This survey provides data on the financial performance of broadacre farm businesses and their associated production characteristics. The survey also provides the main means of monitoring and analysing productivity growth in the grains industry sector.
Summary of key issues:
- Cropping receipts are projected to increase in New South Wales, Queensland and South Australia. A reduction in crop receipts is estimated for Victoria and Western Australia as higher grain prices are not expected to overcome reduced production in these states. Total cash costs are projected to remain about the same in 2012-13.
- While average farm cash income (the difference between receipts and costs) for grain producing farms is projected to decrease by 7 per cent in 2012-13 to $151 000, this is still 35 per cent higher than the 10 year average to 2011-12 (in real terms). Average yields across Australia were lower than in 2011-12, as a result of lower production for most farms, but prices for grains, oilseeds and legumes were higher.

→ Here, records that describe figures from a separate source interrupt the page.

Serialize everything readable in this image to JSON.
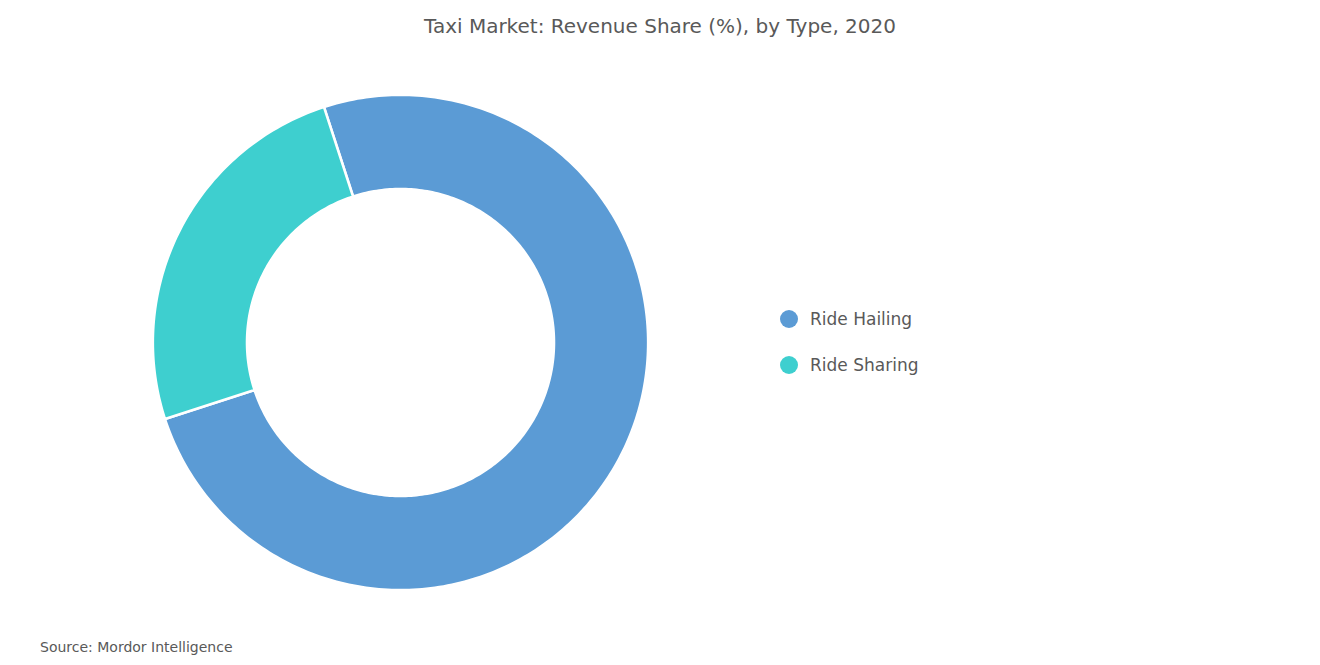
{
  "chart_data": {
    "type": "pie",
    "title": "Taxi Market: Revenue Share (%), by Type, 2020",
    "categories": [
      "Ride Hailing",
      "Ride Sharing"
    ],
    "values": [
      75,
      25
    ],
    "colors": [
      "#5b9bd5",
      "#3ecfcf"
    ],
    "legend": "right",
    "caption": "Source: Mordor Intelligence"
  }
}
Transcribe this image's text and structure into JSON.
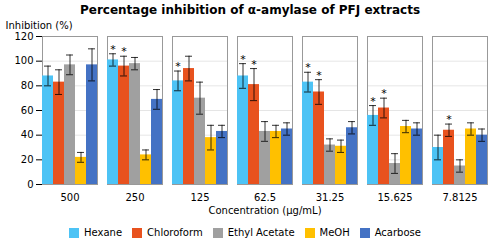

- In 2012-13 farm cash income is projected to increase by 47 per cent in the Northern agroecological region to an average of $130 000 per farm, but decline in the Southern and Western agroecological regions by 10 per cent and 24 per cent, or to an average of $151 000 and $202 000 per farm, respectively.
- The capital value of grain producing farms in 2012-13 is estimated to be, on average, $3.9 million. This decrease of 6 per cent from 2011-12 is mostly due to lower land values. Increases in farm debt have moderated and farm equity remains strong.